2009-01-09 03:21:22 | Weblog
インプロヴィゼーションの題材探しは難しい。いくら名曲でも即興演奏には向かない曲がいっぱいある。またその逆もある。たいした曲ではないのにどこかいいところがあり、ジャズミュージシャンがうまくクッキングすることによってジャズスタンダードと呼ばれて名曲の仲間入りをすることもある。音楽を作るというのは12個の音を組み立てる、コンポーズするということではあるけど、それがあまりにも緻密で強固だったら、インプロヴィゼーションの入る余地がなくなってしまう。ジャズという音楽が初期の頃その演奏の素材として、親しみやすいポップ曲を選んだのはもちろん聴衆にとっての分かりやすさというのもあったけど、純粋に音楽的な理由もあったのだ。歌いやすいメロディーと美しいコード進行、これは音楽を組み立てる上で土台だけがしっかりあってその上に好きなものを好きなように建築してくださいと言っているようなものだ。ジャズスタンダードとしての資格はその点にある。これは実は作曲家は常にやっていることで、大シンフォニーももとをただせばこういう過程で作られている。ただジャズという音楽は即興でそれをやる。人間だからミスをする。他人がやっても自分がやってもそのミスを寛容の精神で許す。これがジャズが20世紀の前半から世界中に受け入れられ偉大な文化を形成してきた理由だ。確かに商業音楽としては下火になったかもしれないけど、ジャズから人間が学ぶべきことはまだまだいっぱいある。

Bye Bye Blackbird

2009-01-06 00:51:28 | Weblog
この曲はジャズミュージシャンが作ったジャズインプロヴィゼーションのための曲ではない。作曲はRay Hendersonだ。歌詞の内容や時代背景を解説するつもりはない。それはもっと詳しい人がいる。ジャズミュージシャンが作曲したジャズインプロヴィゼーションのための曲に絞って書いてきたのはその枠をはずすとスタンダード曲一般になってあまりにも膨大な範囲になると思ったからで、このブログもこんなに続けられるとも思っていなかったこともある。ジャズミュージシャンが作曲した曲は他にも無数にあるけどあまりなじみのない曲のことを書いても何の意味もないので、この際ボクが薀蓄をある程度語れるスタンダード曲に範囲を広げて自分自身の解釈の確認も含めて書いてみます。

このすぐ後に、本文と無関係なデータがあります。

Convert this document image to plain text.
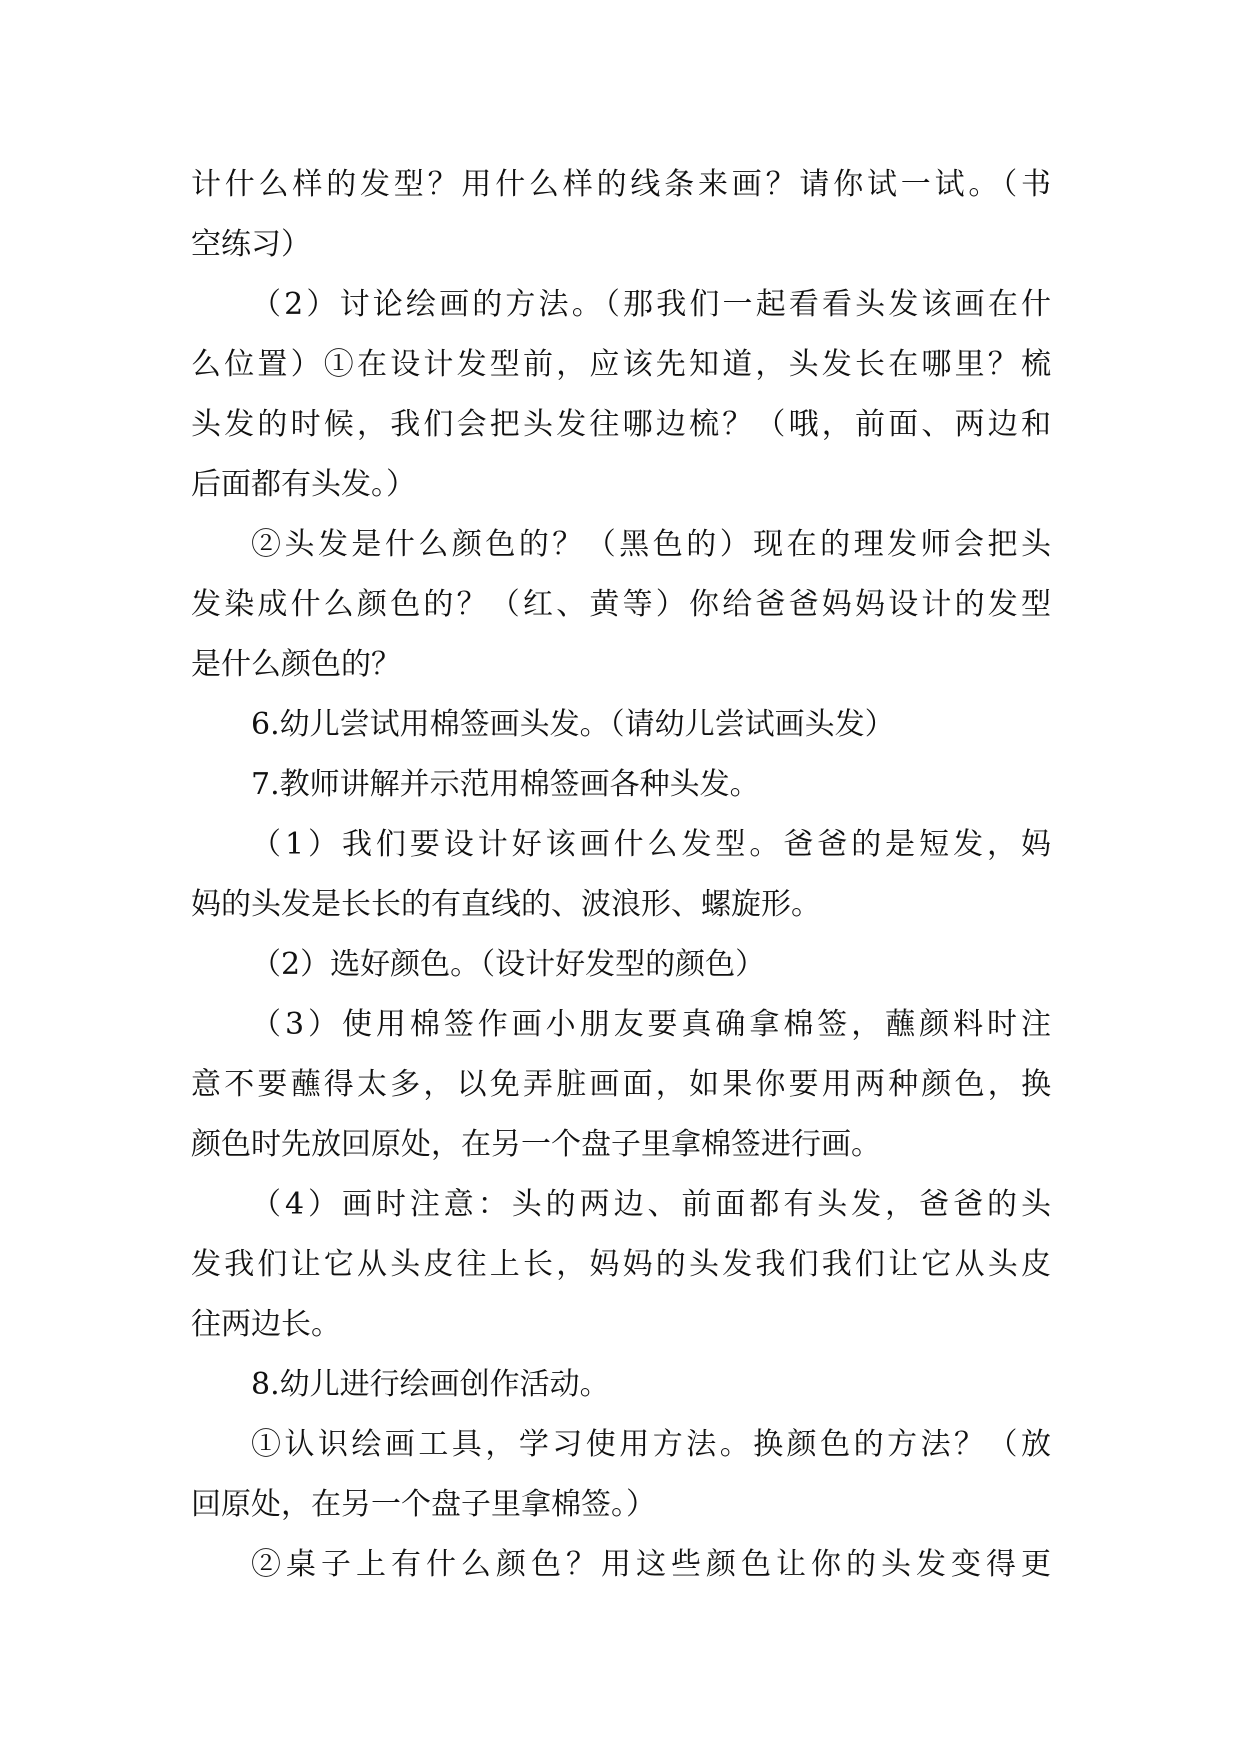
计什么样的发型？用什么样的线条来画？请你试一试。（书

空练习）

（2）讨论绘画的方法。（那我们一起看看头发该画在什

么位置）①在设计发型前，应该先知道，头发长在哪里？梳

头发的时候，我们会把头发往哪边梳？（哦，前面、两边和

后面都有头发。）

②头发是什么颜色的？（黑色的）现在的理发师会把头

发染成什么颜色的？（红、黄等）你给爸爸妈妈设计的发型

是什么颜色的？

6.幼儿尝试用棉签画头发。（请幼儿尝试画头发）

7.教师讲解并示范用棉签画各种头发。

（1）我们要设计好该画什么发型。爸爸的是短发，妈

妈的头发是长长的有直线的、波浪形、螺旋形。

（2）选好颜色。（设计好发型的颜色）

（3）使用棉签作画小朋友要真确拿棉签，蘸颜料时注

意不要蘸得太多，以免弄脏画面，如果你要用两种颜色，换

颜色时先放回原处，在另一个盘子里拿棉签进行画。

（4）画时注意：头的两边、前面都有头发，爸爸的头

发我们让它从头皮往上长，妈妈的头发我们我们让它从头皮

往两边长。

8.幼儿进行绘画创作活动。

①认识绘画工具，学习使用方法。换颜色的方法？（放

回原处，在另一个盘子里拿棉签。）

②桌子上有什么颜色？用这些颜色让你的头发变得更
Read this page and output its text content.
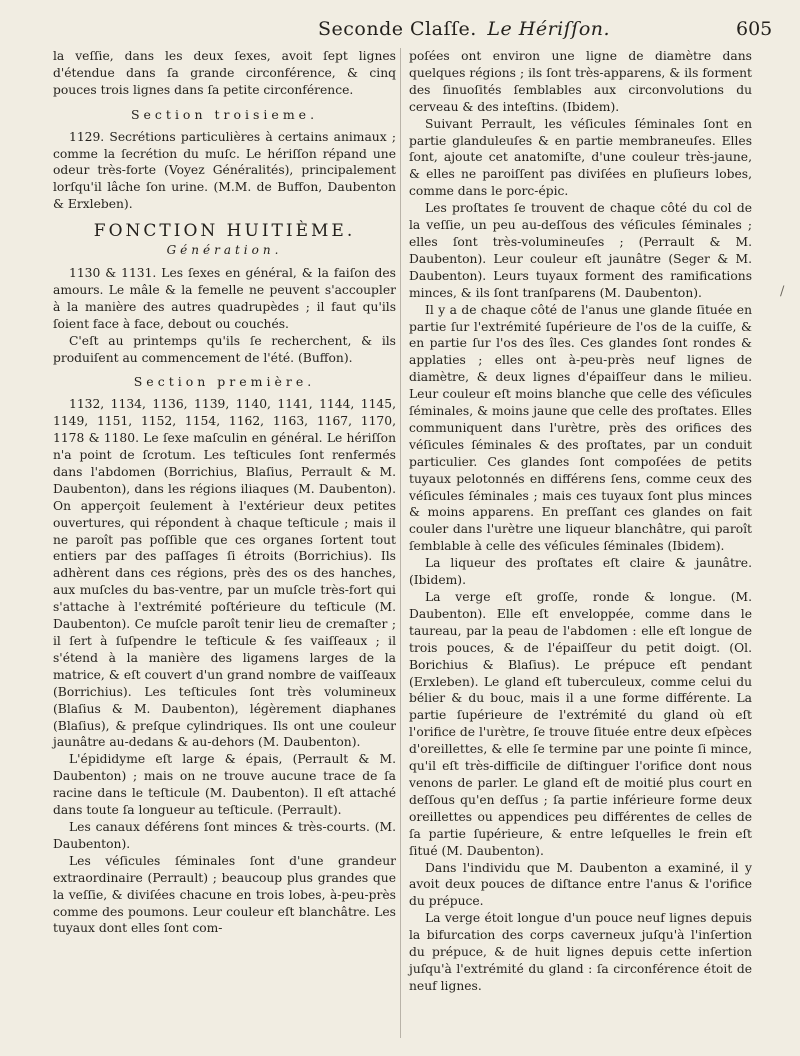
Seconde Claſſe. Le Hériſſon.	605
/

la veſſie, dans les deux ſexes, avoit ſept lignes d'étendue dans ſa grande circonférence, & cinq pouces trois lignes dans ſa petite circonférence.

Section troisieme.

1129. Secrétions particulières à certains animaux ; comme la ſecrétion du muſc. Le hériſſon répand une odeur très-forte (Voyez Généralités), principalement lorſqu'il lâche ſon urine. (M.M. de Buffon, Daubenton & Erxleben).

FONCTION HUITIÈME.

Génération.

1130 & 1131. Les ſexes en général, & la faiſon des amours. Le mâle & la femelle ne peuvent s'accoupler à la manière des autres quadrupèdes ; il faut qu'ils ſoient face à face, debout ou couchés.

C'eſt au printemps qu'ils ſe recherchent, & ils produiſent au commencement de l'été. (Buffon).

Section première.

1132, 1134, 1136, 1139, 1140, 1141, 1144, 1145, 1149, 1151, 1152, 1154, 1162, 1163, 1167, 1170, 1178 & 1180. Le ſexe maſculin en général. Le hériſſon n'a point de ſcrotum. Les teſticules ſont renfermés dans l'abdomen (Borrichius, Blaſius, Perrault & M. Daubenton), dans les régions iliaques (M. Daubenton). On apperçoit ſeulement à l'extérieur deux petites ouvertures, qui répondent à chaque teſticule ; mais il ne paroît pas poſſible que ces organes ſortent tout entiers par des paſſages ſi étroits (Borrichius). Ils adhèrent dans ces régions, près des os des hanches, aux muſcles du bas-ventre, par un muſcle très-fort qui s'attache à l'extrémité poſtérieure du teſticule (M. Daubenton). Ce muſcle paroît tenir lieu de cremaſter ; il ſert à ſuſpendre le teſticule & ſes vaiſſeaux ; il s'étend à la manière des ligamens larges de la matrice, & eſt couvert d'un grand nombre de vaiſſeaux (Borrichius). Les teſticules ſont très volumineux (Blaſius & M. Daubenton), légèrement diaphanes (Blaſius), & preſque cylindriques. Ils ont une couleur jaunâtre au-dedans & au-dehors (M. Daubenton).

L'épididyme eſt large & épais, (Perrault & M. Daubenton) ; mais on ne trouve aucune trace de ſa racine dans le teſticule (M. Daubenton). Il eſt attaché dans toute ſa longueur au teſticule. (Perrault).

Les canaux déférens ſont minces & très-courts. (M. Daubenton).

Les véſicules ſéminales ſont d'une grandeur extraordinaire (Perrault) ; beaucoup plus grandes que la veſſie, & diviſées chacune en trois lobes, à-peu-près comme des poumons. Leur couleur eſt blanchâtre. Les tuyaux dont elles ſont com-

poſées ont environ une ligne de diamètre dans quelques régions ; ils ſont très-apparens, & ils forment des ſinuoſités ſemblables aux circonvolutions du cerveau & des inteſtins. (Ibidem).

Suivant Perrault, les véſicules ſéminales ſont en partie glanduleuſes & en partie membraneuſes. Elles ſont, ajoute cet anatomiſte, d'une couleur très-jaune, & elles ne paroiſſent pas diviſées en pluſieurs lobes, comme dans le porc-épic.

Les proſtates ſe trouvent de chaque côté du col de la veſſie, un peu au-deſſous des véſicules ſéminales ; elles ſont très-volumineuſes ; (Perrault & M. Daubenton). Leur couleur eſt jaunâtre (Seger & M. Daubenton). Leurs tuyaux forment des ramifications minces, & ils ſont tranſparens (M. Daubenton).

Il y a de chaque côté de l'anus une glande ſituée en partie ſur l'extrémité ſupérieure de l'os de la cuiſſe, & en partie ſur l'os des îles. Ces glandes ſont rondes & applaties ; elles ont à-peu-près neuf lignes de diamètre, & deux lignes d'épaiſſeur dans le milieu. Leur couleur eſt moins blanche que celle des véſicules ſéminales, & moins jaune que celle des proſtates. Elles communiquent dans l'urètre, près des orifices des véſicules ſéminales & des proſtates, par un conduit particulier. Ces glandes ſont compoſées de petits tuyaux pelotonnés en différens ſens, comme ceux des véſicules ſéminales ; mais ces tuyaux ſont plus minces & moins apparens. En preſſant ces glandes on fait couler dans l'urètre une liqueur blanchâtre, qui paroît ſemblable à celle des véſicules ſéminales (Ibidem).

La liqueur des proſtates eſt claire & jaunâtre. (Ibidem).

La verge eſt groſſe, ronde & longue. (M. Daubenton). Elle eſt enveloppée, comme dans le taureau, par la peau de l'abdomen : elle eſt longue de trois pouces, & de l'épaiſſeur du petit doigt. (Ol. Borichius & Blaſius). Le prépuce eſt pendant (Erxleben). Le gland eſt tuberculeux, comme celui du bélier & du bouc, mais il a une forme différente. La partie ſupérieure de l'extrémité du gland où eſt l'orifice de l'urètre, ſe trouve ſituée entre deux eſpèces d'oreillettes, & elle ſe termine par une pointe ſi mince, qu'il eſt très-difficile de diſtinguer l'orifice dont nous venons de parler. Le gland eſt de moitié plus court en deſſous qu'en deſſus ; ſa partie inférieure forme deux oreillettes ou appendices peu différentes de celles de ſa partie ſupérieure, & entre leſquelles le frein eſt ſitué (M. Daubenton).

Dans l'individu que M. Daubenton a examiné, il y avoit deux pouces de diſtance entre l'anus & l'orifice du prépuce.

La verge étoit longue d'un pouce neuf lignes depuis la bifurcation des corps caverneux juſqu'à l'inſertion du prépuce, & de huit lignes depuis cette inſertion juſqu'à l'extrémité du gland : ſa circonférence étoit de neuf lignes.
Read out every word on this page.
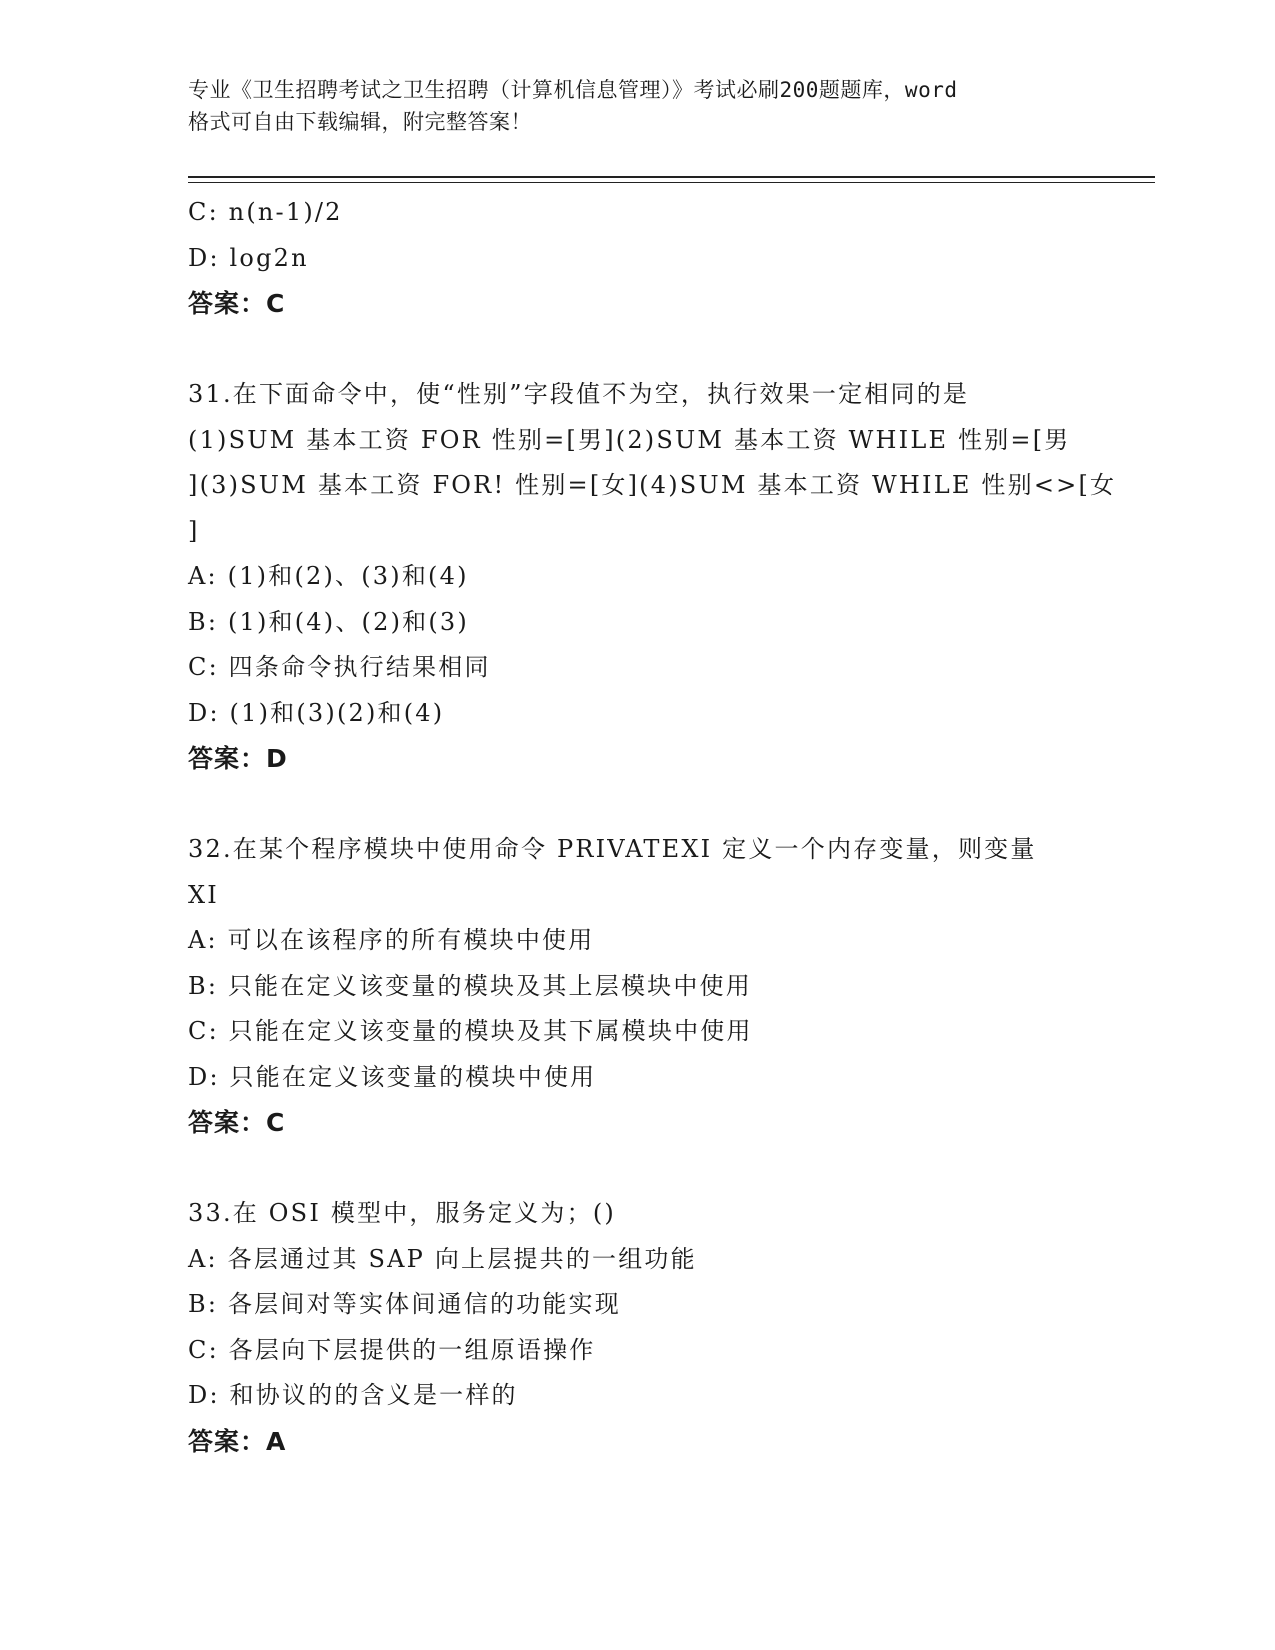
专业《卫生招聘考试之卫生招聘（计算机信息管理）》考试必刷200题题库，word
格式可自由下载编辑，附完整答案！
C: n(n-1)/2
D: log2n
答案：C
31.在下面命令中，使“性别”字段值不为空，执行效果一定相同的是
(1)SUM 基本工资 FOR 性别=[男](2)SUM 基本工资 WHILE 性别=[男
](3)SUM 基本工资 FOR! 性别=[女](4)SUM 基本工资 WHILE 性别<>[女
]
A: (1)和(2)、(3)和(4)
B: (1)和(4)、(2)和(3)
C: 四条命令执行结果相同
D: (1)和(3)(2)和(4)
答案：D
32.在某个程序模块中使用命令 PRIVATEXI 定义一个内存变量，则变量
XI
A: 可以在该程序的所有模块中使用
B: 只能在定义该变量的模块及其上层模块中使用
C: 只能在定义该变量的模块及其下属模块中使用
D: 只能在定义该变量的模块中使用
答案：C
33.在 OSI 模型中，服务定义为；()
A: 各层通过其 SAP 向上层提共的一组功能
B: 各层间对等实体间通信的功能实现
C: 各层向下层提供的一组原语操作
D: 和协议的的含义是一样的
答案：A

Bye Bye Blackbird、こんな曲といったら失礼かもしれないけどよくこの曲をインプロヴィゼーションの素材に選んだなというのが正直な感想だ。この曲をスタンダードにしたのはマイルスだ。50年代から60年にかかる頃までさかんにやってたようだ。サッチモもやっていた。マイルスはそれを聞いたのかもしれない。当時のジャズミュージシャンのレパートリーの選び方から想像するとその可能性が高い。サッチモはマイルスのアイドルだ。サッチモの独特の感性で選んだ曲がマイルスの心にヒットしてマイルスのやり方でモダンジャズの世界に広まった。そういうことにしておこう。これはボクの想像の世界ということで許してもらって・・・。もしマイルスの演奏を聞いてなかったら、この曲を自分のレパートリーにする勇気はボクにはない。アドリブの素材には無理だと判断してしまう。素材選びのセンスは音楽の才能に直結する。そういうことだと思う。インプロヴィゼーションの素材としてのスタンダード曲という視点で次回からこの曲について書いてみます。